Since conventional theory cannot explain critical illness, it cannot offer an effective treatment strategy. Stress theory indicates that the following combination of treatments should inhibit stress mechanism hyperactivity that facilitates the viral attack, restore tissue perfusion, tissue oxygenation, and organ function, and thereby optimize outcome in COVID and other forms of critical illness:

  1. Elective endotracheal intubation to isolate the COVID contagion from health care workers and provide respiratory support as needed.
  2. “Permissive” hypercarbia by maintaining exhaled CO2 concentrations in the range of 50-100 torr. Patients should NEVER be hyperventilated for any reason. Hyperventilation harmfully depletes CO2 tissue reserves that are essential for life.

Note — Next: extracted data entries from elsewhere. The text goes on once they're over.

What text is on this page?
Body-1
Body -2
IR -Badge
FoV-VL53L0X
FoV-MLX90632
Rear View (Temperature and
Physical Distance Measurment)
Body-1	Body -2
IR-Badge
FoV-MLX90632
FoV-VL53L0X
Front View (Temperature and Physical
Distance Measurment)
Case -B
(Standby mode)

Mild hypercarbia optimizes tissue perfusion, tissue oxygenation, antibiotic penetration, and organ function.
  3. Generous narcotic treatment to control subconscious nociception that releases VWF into blood.
  4. ½ MAC general anesthesia to inhibit consciousness and control fear and anxiety that harmfully releases VWF into blood.
  5. Magnesium sulphate treatment to control thrombin activity.
  6. Antibiotic therapy as needed to control any bacterial infestation.

These synergistic treatments should safely enable afflicted COVID patients to rid themselves of the offending infestation. They could be used to control stress in all forms of critical illness. They should be equally effective for treatment of Lyme disease, MRSA (methicillin-resistant staphylococcus aureus) and other stubborn infections caused by “facultative anaerobes.”

At present there is no direct antidote for tissue factor released into blood, but it should be possible for pharmaceutical development to produce such a product, and it should theoretically be safer and more effective than magnesium sulphate.

Unfortunately, these treatments are not likely be readily accepted, regardless of their sound scientific foundation. Stress theory is complex, confusing, counterintuitive and at odds with entrenched dogma, and most physicians are loathe to consider anything other than orthodoxy for fear of collegial criticism. One can only hope that this will change with time.